Spurious "Quotes" and Apostrophe's
Pafra & Scott Catledge
scplc at GS.VERIO.NET
Mon Sep 20 02:17:51 UTC 1999
And the French trema (e.g., Noe"l) functions the same as the diaeresis, not
the umlaut.
----- Original Message -----
From: James E. Clapp <jeclapp at WANS.NET>
To: <ADS-L at LISTSERV.UGA.EDU>
Sent: Sunday, September 19, 1999 11:30 AM
Subject: Re: Spurious "Quotes" and Apostrophe's
Laurence Horn wrote:
>
> I always assumed (well, not ALways, but from some point ater the 6th
grade)
> that a diaeresis is distinct from an umlaut; the former indicates the
> vowels of e.g. coöperation are pronounced distinctly, the latter that a
> vowel in a language like German or Turkish is fronted. The two are
> "spelled" the same, but that just makes the symbols homographs, but not
> instances of the same symbol, any more than the two verbs that can occur
as
> homonyms in e.g. "She can't bear children" are the same lexical item.

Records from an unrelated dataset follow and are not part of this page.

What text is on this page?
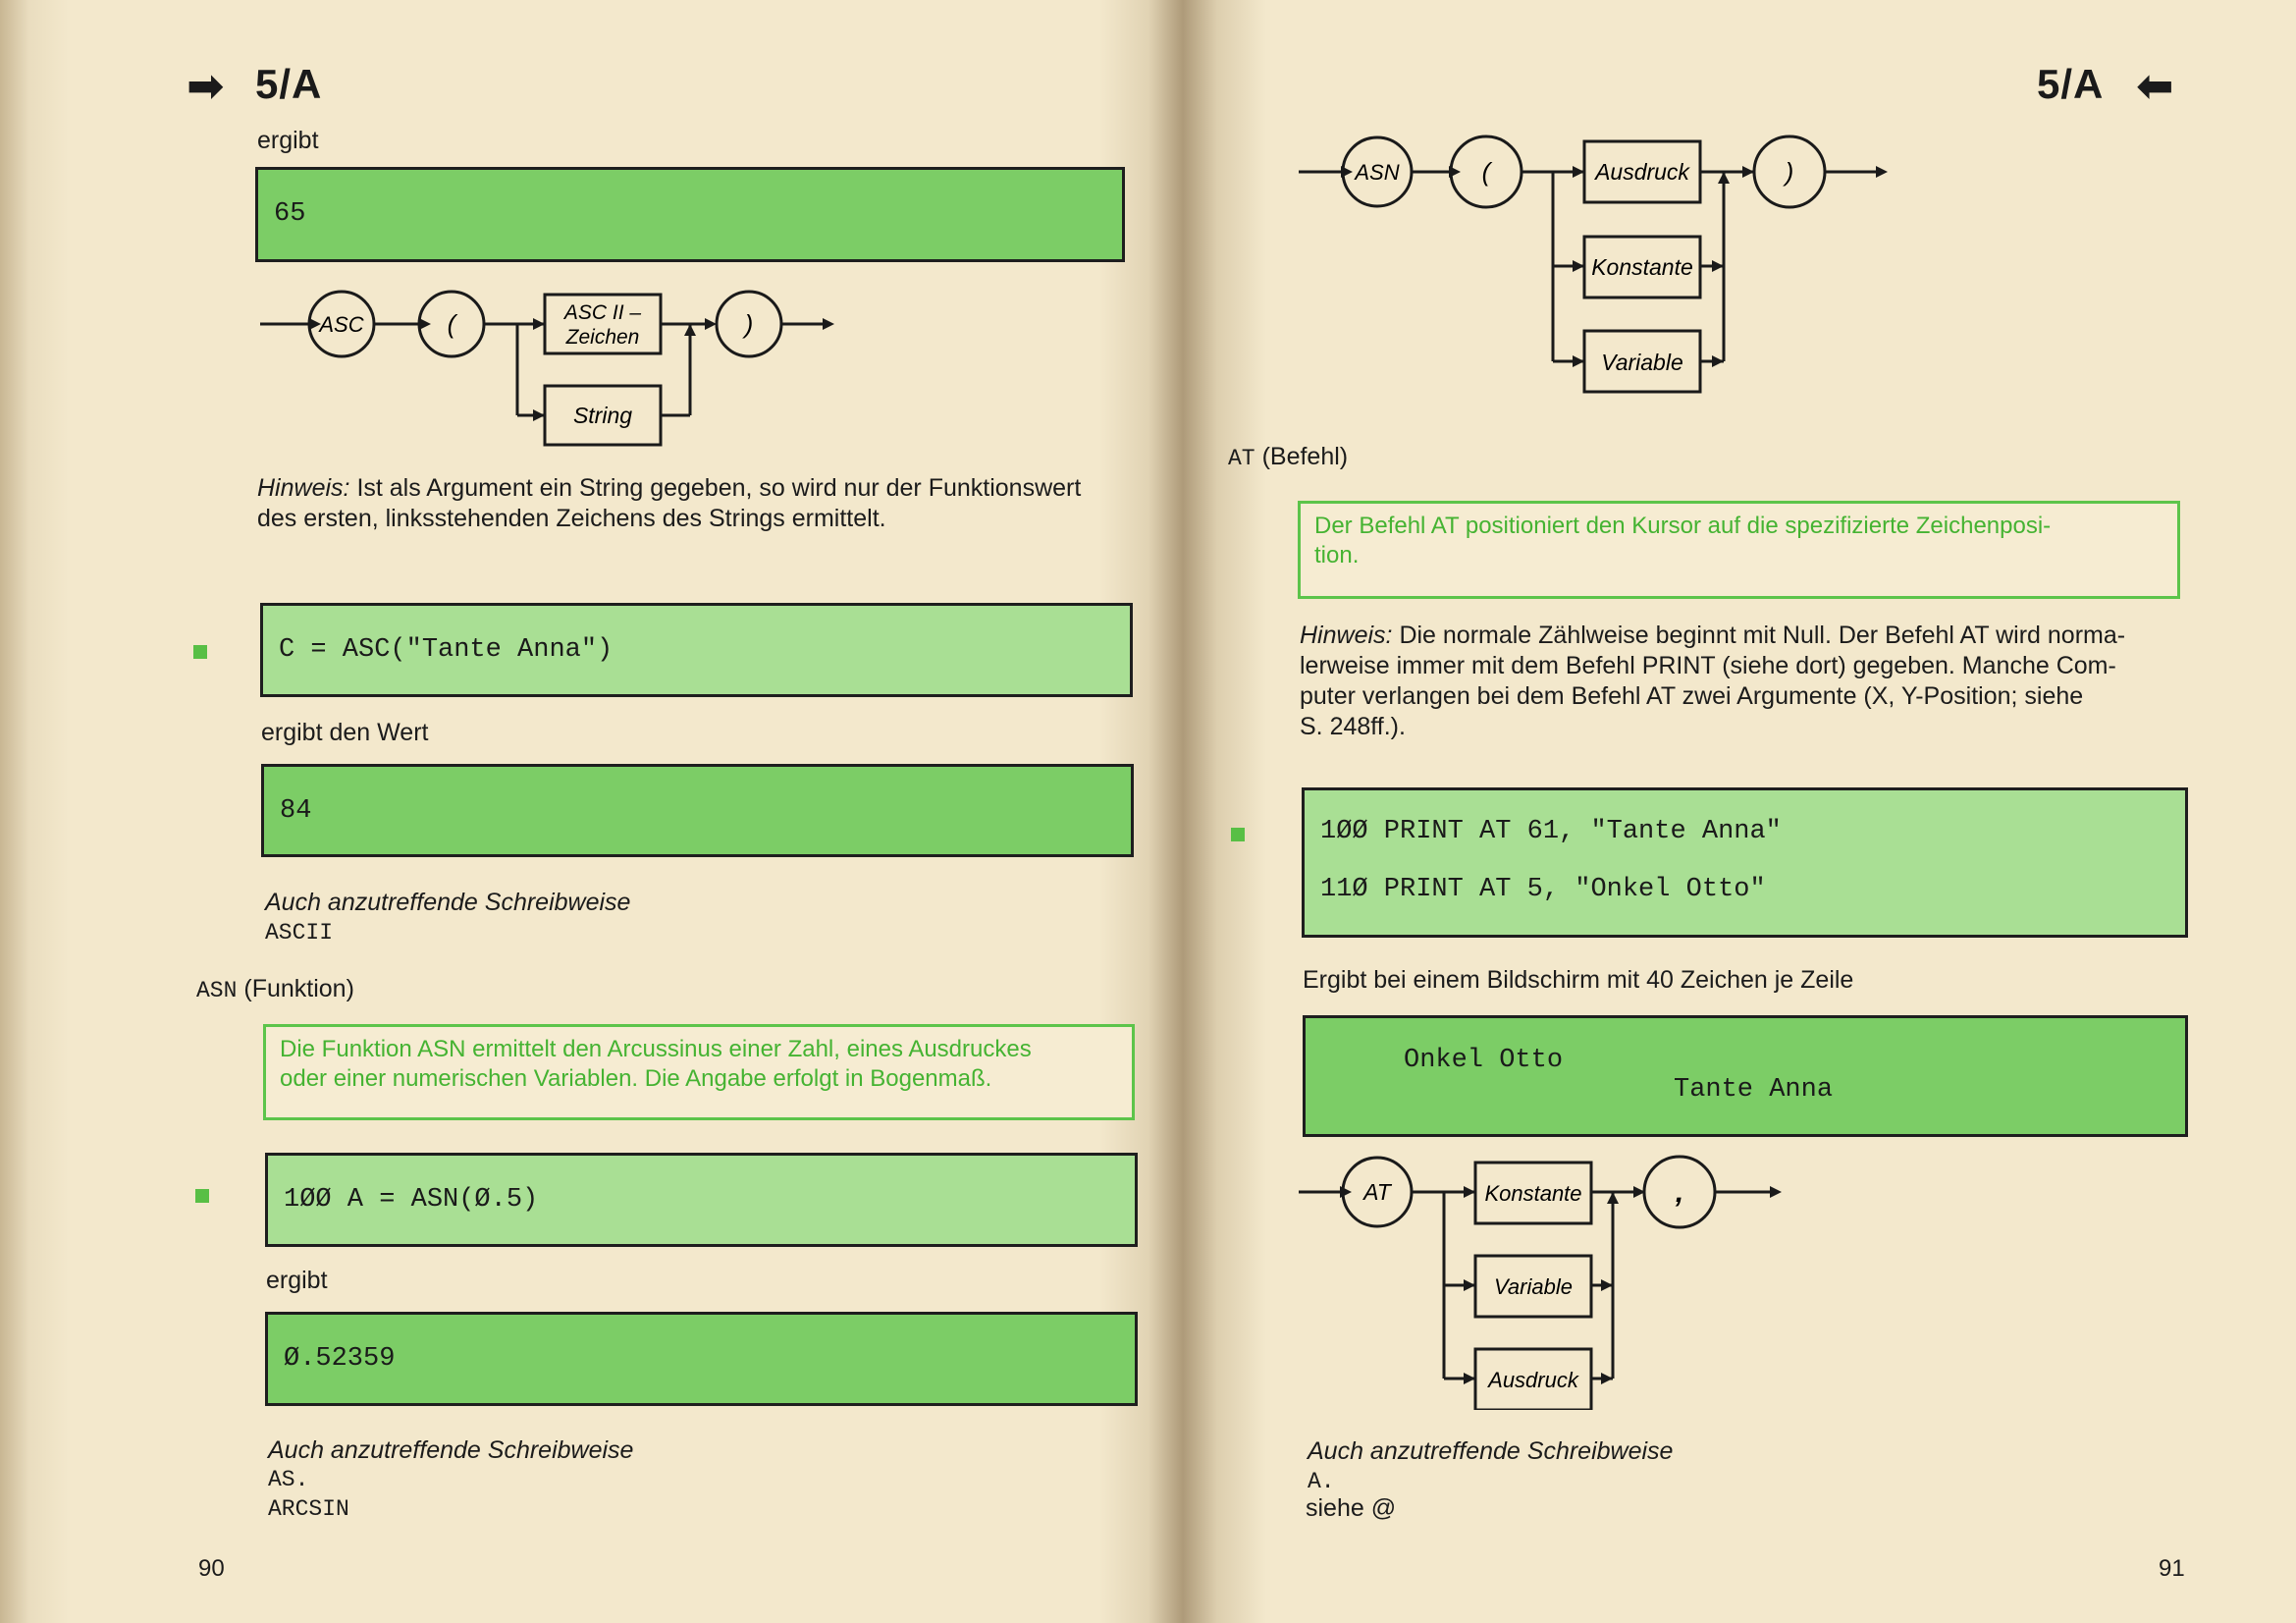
➡ 5/A
ergibt
65
ASC	(	ASC II –
Zeichen
String
)
Hinweis: Ist als Argument ein String gegeben, so wird nur der Funktionswert
des ersten, linksstehenden Zeichens des Strings ermittelt.
C = ASC("Tante Anna")
ergibt den Wert
84
Auch anzutreffende Schreibweise
ASCII
ASN (Funktion)
Die Funktion ASN ermittelt den Arcussinus einer Zahl, eines Ausdruckes
oder einer numerischen Variablen. Die Angabe erfolgt in Bogenmaß.
1ØØ A = ASN(Ø.5)
ergibt
Ø.52359
Auch anzutreffende Schreibweise
AS.
ARCSIN
90
5/A ⬅
ASN	(	Ausdruck
Konstante
Variable
)
AT (Befehl)
Der Befehl AT positioniert den Kursor auf die spezifizierte Zeichenposi-
tion.
Hinweis: Die normale Zählweise beginnt mit Null. Der Befehl AT wird norma-
lerweise immer mit dem Befehl PRINT (siehe dort) gegeben. Manche Com-
puter verlangen bei dem Befehl AT zwei Argumente (X, Y-Position; siehe
S. 248ff.).
1ØØ PRINT AT 61, "Tante Anna"
11Ø PRINT AT 5, "Onkel Otto"
Ergibt bei einem Bildschirm mit 40 Zeichen je Zeile
Onkel Otto
Tante Anna
AT	Konstante
Variable
Ausdruck
,
Auch anzutreffende Schreibweise
A.
siehe @
91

You had great instincts. I just looked up "dieresis" and "umlaut" in the
dictionary (RHUD and OED)--an unusual step, I realize!--and found that the
former both etymologically and in conventional usage represents separation
or
division, the latter both etymologically and in conventional usage
represents
a modification of sound.
> Of course, an argument can be constructed in the opposite direction, since
> after all we call an acute accent an acute accent even if it indicates
> vowel quality in one language and quantity/stress in another.
Dictionary to the rescue again: "Acute" means "sharp"; unlike "dieresis"
and
"umlaut," which refer to the function of the mark, "acute" describes the
physical appearance of the mark; so of course it is the same word regardless
of what purpose the mark is used for.